POND, EDWARD (fl. 1623), almanac-maker, is described on the title-page of his almanac of 1601 as ‘a practitioner in the Mathematicks and Physicke at Bidarcay (?Billericay) in Essex.’ In this almanac he includes a diagram and description of ‘Man's Anatomy’ and ‘Physicke Notes.’ From 1604 he published an almanac each year in London under the title ‘Enchiridion, or Edward Pond his Eutheca.’ Subsequently the periodical issue was christened ‘An Almanac by Ed. Pond, student of Physics and Mathematics.’ In October 1623 the Stationers' Company petitioned the privy council against the infraction of their monopoly as almanac publishers by Cantrell Legge, printer to Cambridge University, but apparently without success, for from 1627 Pond's almanacs continued to be issued from the University press. Pond died at Peterborough, and was buried in the Church of St. John the Baptist in that city on 10 Sept. 1629 (SWEETING, Parish Churches round Peterborough). The popularity of his publication led to its continuance, under a slightly modified title, until 1709. The later series was prepared at Saffron Walden, doubtless by a relative of Pond, and each part was designated ‘Pond, an Almanac.’ This was printed at Cambridge until the close of the century, and in London during the early years of the eighteenth century. The rhyme,

My skill goes beyond
The depth of a Pond,

a reference to Pond's popular reputation as an astronomer, occurs in Martin Parker's ballad ‘When the king enjoys his own again’ (Wilkins, Political Ballads, i. 11).

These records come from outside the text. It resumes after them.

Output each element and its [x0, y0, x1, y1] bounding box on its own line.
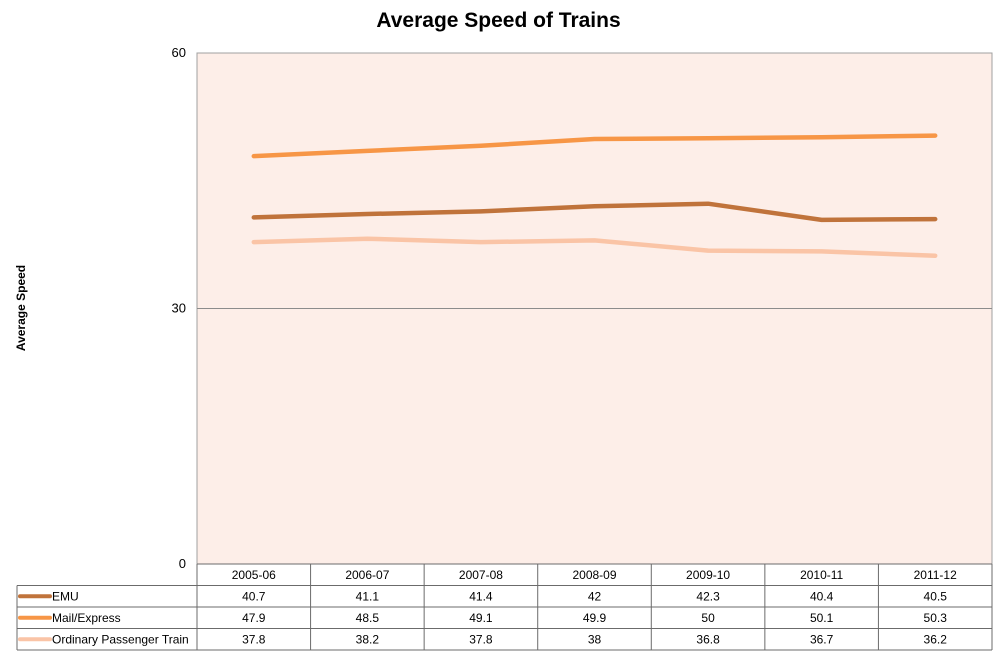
data-label: 50.1: [810, 611, 834, 625]
data-label: 50: [701, 611, 715, 625]
x-tick-label: 2011-12: [914, 568, 957, 582]
data-label: 50.3: [924, 611, 948, 625]
data-label: 36.7: [810, 632, 834, 646]
x-tick-label: 2007-08: [459, 568, 503, 582]
x-tick-label: 2005-06: [232, 568, 276, 582]
series-line: [251, 133, 938, 159]
data-label: 42.3: [696, 589, 720, 603]
data-label: 48.5: [356, 611, 380, 625]
data-label: 40.5: [924, 589, 948, 603]
x-tick-label: 2008-09: [572, 568, 616, 582]
data-label: 40.4: [810, 589, 834, 603]
x-tick-label: 2009-10: [686, 568, 730, 582]
data-label: 36.2: [924, 632, 948, 646]
data-label: 38: [588, 632, 602, 646]
legend-entry: Ordinary Passenger Train: [52, 632, 189, 646]
data-label: 37.8: [242, 632, 266, 646]
data-label: 40.7: [242, 589, 266, 603]
data-label: 49.9: [583, 611, 607, 625]
data-label: 41.4: [469, 589, 493, 603]
y-tick-label: 30: [172, 301, 186, 316]
data-label: 47.9: [242, 611, 266, 625]
data-label: 41.1: [356, 589, 380, 603]
x-tick-label: 2010-11: [800, 568, 843, 582]
data-label: 42: [588, 589, 602, 603]
x-tick-label: 2006-07: [345, 568, 389, 582]
data-label: 49.1: [469, 611, 493, 625]
series-line: [251, 236, 938, 258]
data-label: 36.8: [696, 632, 720, 646]
legend-entry: EMU: [52, 589, 79, 603]
y-tick-label: 0: [179, 556, 186, 571]
chart-title: Average Speed of Trains: [376, 9, 621, 32]
y-tick-label: 60: [172, 45, 186, 60]
data-label: 38.2: [356, 632, 380, 646]
legend-entry: Mail/Express: [52, 611, 121, 625]
data-label: 37.8: [469, 632, 493, 646]
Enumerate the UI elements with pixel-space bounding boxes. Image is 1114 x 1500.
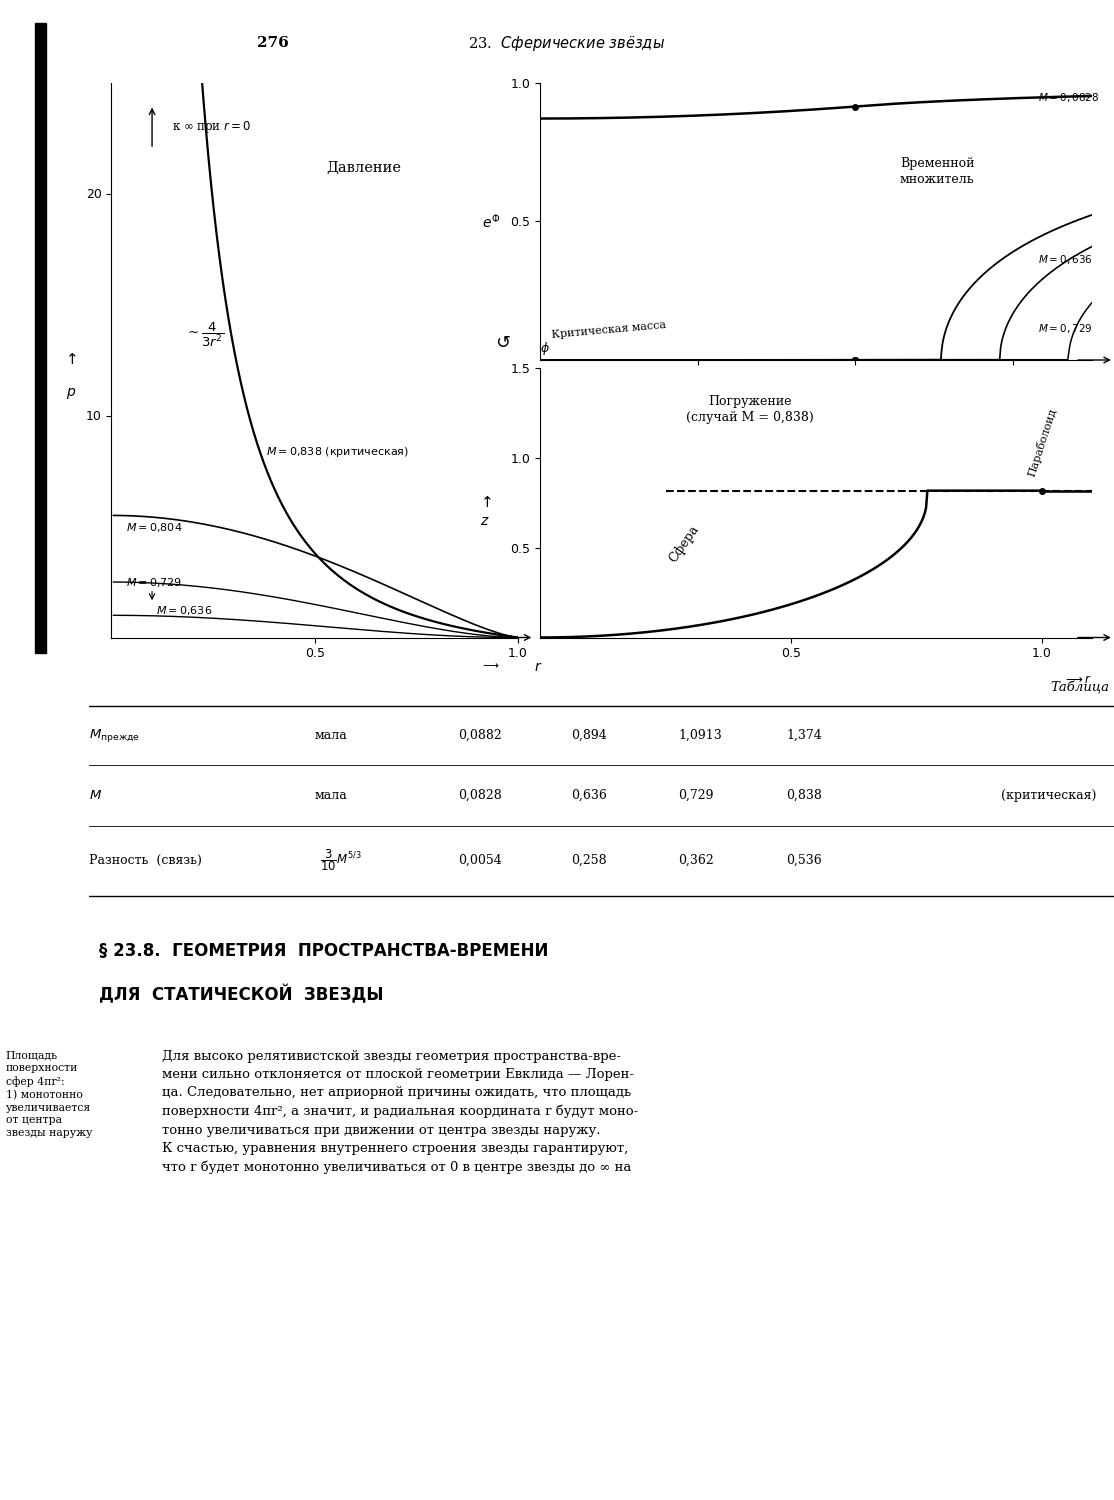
Text: $\mathit{M}=0,636$: $\mathit{M}=0,636$ — [1038, 252, 1093, 266]
Text: $r$: $r$ — [534, 660, 543, 674]
Text: мала: мала — [314, 729, 348, 742]
sphere — [920, 482, 934, 500]
paraboloid — [659, 482, 673, 500]
Text: $\phi$: $\phi$ — [540, 339, 550, 357]
Text: $\longrightarrow$: $\longrightarrow$ — [480, 660, 499, 669]
Text: $M$: $M$ — [89, 789, 102, 802]
paraboloid — [1095, 482, 1108, 500]
Text: $\mathit{M}=0{,}838\ (\text{критическая})$: $\mathit{M}=0{,}838\ (\text{критическая}… — [266, 446, 409, 459]
Text: 1,0913: 1,0913 — [678, 729, 722, 742]
Text: § 23.8.  ГЕОМЕТРИЯ  ПРОСТРАНСТВА-ВРЕМЕНИ: § 23.8. ГЕОМЕТРИЯ ПРОСТРАНСТВА-ВРЕМЕНИ — [99, 942, 549, 960]
paraboloid — [1026, 482, 1039, 500]
Text: $\mathit{M}=0,0828$: $\mathit{M}=0,0828$ — [1038, 92, 1100, 104]
Text: 0,258: 0,258 — [570, 853, 606, 867]
Text: Таблица: Таблица — [1049, 681, 1108, 694]
Text: Площадь
поверхности
сфер 4πr²:
1) монотонно
увеличивается
от центра
звезды наруж: Площадь поверхности сфер 4πr²: 1) моното… — [6, 1050, 92, 1138]
Text: мала: мала — [314, 789, 348, 802]
Text: Сфера: Сфера — [666, 522, 701, 566]
Text: $p$: $p$ — [66, 386, 76, 400]
sphere — [595, 627, 608, 645]
sphere — [534, 628, 547, 646]
Text: $\mathit{M}=0{,}729$: $\mathit{M}=0{,}729$ — [126, 576, 182, 590]
sphere — [732, 609, 745, 627]
Text: $e^\Phi$: $e^\Phi$ — [481, 211, 500, 231]
sphere — [1035, 482, 1048, 500]
Text: Временной
множитель: Временной множитель — [900, 158, 975, 186]
Bar — [35, 22, 47, 652]
Text: 0,0882: 0,0882 — [458, 729, 501, 742]
Text: Разность  (связь): Разность (связь) — [89, 853, 202, 867]
paraboloid — [919, 482, 932, 500]
sphere — [898, 536, 911, 554]
Text: $\mathit{M}=0{,}636$: $\mathit{M}=0{,}636$ — [156, 604, 213, 616]
Text: 0,536: 0,536 — [786, 853, 822, 867]
Text: 0,636: 0,636 — [570, 789, 607, 802]
Text: $M_{\rm прежде}$: $M_{\rm прежде}$ — [89, 728, 140, 744]
Text: $\mathit{M}=0,838$: $\mathit{M}=0,838$ — [1038, 414, 1093, 428]
Text: 0,894: 0,894 — [570, 729, 606, 742]
Text: 0,362: 0,362 — [678, 853, 714, 867]
Text: 1,374: 1,374 — [786, 729, 822, 742]
paraboloid — [917, 482, 930, 500]
sphere — [849, 570, 862, 588]
Text: $\uparrow$: $\uparrow$ — [63, 352, 78, 368]
Text: $\mathit{M}=0{,}804$: $\mathit{M}=0{,}804$ — [126, 520, 182, 534]
Text: $\longrightarrow r$: $\longrightarrow r$ — [1063, 672, 1092, 686]
Text: 23.  $\mathit{Сферические\ звёзды}$: 23. $\mathit{Сферические\ звёзды}$ — [468, 33, 665, 53]
Text: 276: 276 — [257, 36, 289, 50]
Text: $\sim\dfrac{4}{3r^2}$: $\sim\dfrac{4}{3r^2}$ — [185, 321, 225, 350]
Text: 0,0054: 0,0054 — [458, 853, 501, 867]
Text: 0,0828: 0,0828 — [458, 789, 501, 802]
Text: $\dfrac{3}{10}M^{5/3}$: $\dfrac{3}{10}M^{5/3}$ — [320, 847, 362, 873]
paraboloid — [1054, 482, 1067, 500]
paraboloid — [661, 482, 674, 500]
Text: 0,838: 0,838 — [786, 789, 822, 802]
Line: sphere: sphere — [540, 490, 1042, 638]
Text: Параболоид: Параболоид — [1026, 406, 1058, 477]
Text: $z$: $z$ — [480, 514, 490, 528]
Text: $\longrightarrow r$: $\longrightarrow r$ — [1063, 388, 1092, 400]
Text: $\uparrow$: $\uparrow$ — [478, 495, 492, 510]
Text: к $\infty$ при $r=0$: к $\infty$ при $r=0$ — [173, 118, 252, 135]
Text: Для высоко релятивистской звезды геометрия пространства-вре-
мени сильно отклоня: Для высоко релятивистской звезды геометр… — [162, 1050, 638, 1173]
Text: (критическая): (критическая) — [1001, 789, 1096, 802]
sphere — [697, 615, 711, 633]
Text: Критическая масса: Критическая масса — [551, 320, 667, 340]
Text: Погружение
(случай M = 0,838): Погружение (случай M = 0,838) — [686, 394, 813, 423]
Text: Давление: Давление — [326, 160, 401, 174]
Text: 0,729: 0,729 — [678, 789, 714, 802]
Text: ДЛЯ  СТАТИЧЕСКОЙ  ЗВЕЗДЫ: ДЛЯ СТАТИЧЕСКОЙ ЗВЕЗДЫ — [99, 986, 384, 1005]
paraboloid — [926, 482, 939, 500]
sphere — [896, 538, 909, 556]
Text: $\circlearrowleft$: $\circlearrowleft$ — [492, 333, 511, 351]
Text: $\mathit{M}=0,729$: $\mathit{M}=0,729$ — [1038, 322, 1093, 334]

[Pond's Almanacs; Cal. State Papers, Dom. 1623–5, p. 98; Arber's Stat. Reg. v. p. xlix; Hazlitt's Collections, i. 336, ii. 483.]

E. I. C.

POND, JOHN (1767–1836), astronomer-royal, was born in London in 1767. His father soon afterwards withdrew from business, with an ample competence, to live at Dulwich. Pond's education, begun at the Maidstone grammar school, was continued at home under the tuition of William Wales [q. v.], from whom he imbibed a taste for astronomy. His keenness was shown by the detection, when about fifteen, of errors in the Greenwich observations. At sixteen he entered Trinity College, Cambridge, where he devoted himself to chemistry; but he was obliged by ill-health to leave the university, and went abroad, visiting Portugal, Malta, Constantinople, and Egypt, making astronomical observations at his halting-places. About 1798 he settled at Westbury in Somerset, and erected there an altazimuth instrument, by Edward Troughton [q. v.], of two and a half feet diameter, which became known as the ‘Westbury circle’ (see Phil. Trans. xcvi. 424). His observations with it in 1800–1, ‘On the Declinations of some of the Principal Fixed Stars,’ communicated to the Royal Society on 26 June 1806 (ib. p. 420), gave decisive proof of deformation through age in the Greenwich quadrant (Bird's), and rendered inevitable a complete re-equipment of the Royal Observatory.

Pond was elected a fellow of the Royal Society on 26 Feb. 1807. He married in the same year, and fixed his abode in London, occupying himself with practical astronomy.